What is inappropriate is for military leaders to be disrespectful and even childish in their behavior towards the nation’s elected leadership. This story is not about a heroic act of marching into the Oval Office and “speaking truth to power”. Rather it’s about guys sitting around with a journalist making rude comments and putting their bad behavior on display.
Peter Navarro, professor of economics and public policy at U.C. Irvine, said:
We tried the “keep quiet when we are at war thing” and how did that work out? 24/7 if he is screwing up.

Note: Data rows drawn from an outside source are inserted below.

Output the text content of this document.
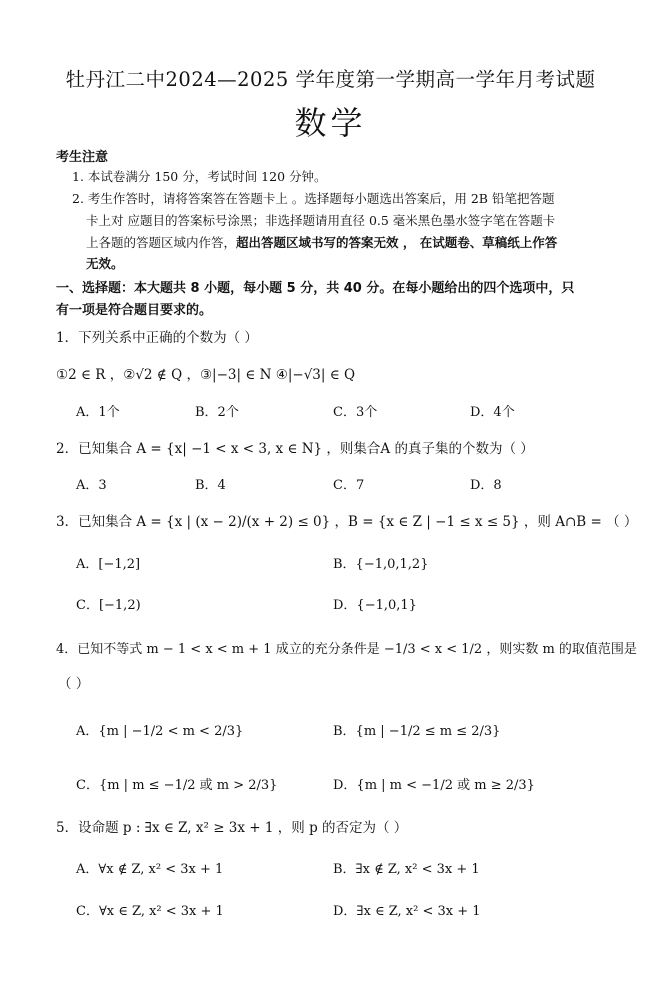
牡丹江二中2024—2025 学年度第一学期高一学年月考试题
数学
考生注意
1. 本试卷满分 150 分，考试时间 120 分钟。
2. 考生作答时，请将答案答在答题卡上 。选择题每小题选出答案后，用 2B 铅笔把答题
卡上对 应题目的答案标号涂黑；非选择题请用直径 0.5 毫米黑色墨水签字笔在答题卡
上各题的答题区域内作答，超出答题区域书写的答案无效 ， 在试题卷、草稿纸上作答
无效。
一、选择题：本大题共 8 小题，每小题 5 分，共 40 分。在每小题给出的四个选项中，只
有一项是符合题目要求的。
1．下列关系中正确的个数为（ ）
①2 ∈ R ，②√2 ∉ Q ，③|−3| ∈ N ④|−√3| ∈ Q
A．1个	B．2个	C．3个	D．4个
2．已知集合 A = {x| −1 < x < 3, x ∈ N} ，则集合A 的真子集的个数为（ ）
A．3	B．4	C．7	D．8
3．已知集合 A = {x | (x − 2)/(x + 2) ≤ 0} ，B = {x ∈ Z | −1 ≤ x ≤ 5} ，则 A∩B = （ ）
A．[−1,2]	B．{−1,0,1,2}
C．[−1,2)	D．{−1,0,1}
4．已知不等式 m − 1 < x < m + 1 成立的充分条件是 −1/3 < x < 1/2 ，则实数 m 的取值范围是
（ ）
A．{m | −1/2 < m < 2/3}	B．{m | −1/2 ≤ m ≤ 2/3}
C．{m | m ≤ −1/2 或 m > 2/3}	D．{m | m < −1/2 或 m ≥ 2/3}
5．设命题 p : ∃x ∈ Z, x² ≥ 3x + 1 ，则 p 的否定为（ ）
A．∀x ∉ Z, x² < 3x + 1	B．∃x ∉ Z, x² < 3x + 1
C．∀x ∈ Z, x² < 3x + 1	D．∃x ∈ Z, x² < 3x + 1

Hal Lewis, professor of Physics at UC Santa Barbara, said:
That’s really deep. An army must have an undisputed leader—every army knows that—but there has to be a corrective mechanism if that leader is very wrong. The real issue is how to make those corrections without disabling the army. Our Founding Fathers made the President the commander-in-chief of the armed forces, but it is important to remember that they were thinking of George Washington, for whom the choice was unambiguous. When an administration sees two enemies, the enemies of the country and the opposing politicians, and has trouble telling the difference, it gets harder. I have enough real experience in some earlier administrations of seeing at first hand how politicians in power can take the defense of the nation very lightly indeed, and some corrective mechanism for that is essential. I think that going to Rolling Stone was idiotic, but I also think that military concerns at the highest levels should not be suppressed by a show of raw political power. We have a country to defend against sworn enemies, and that comes first.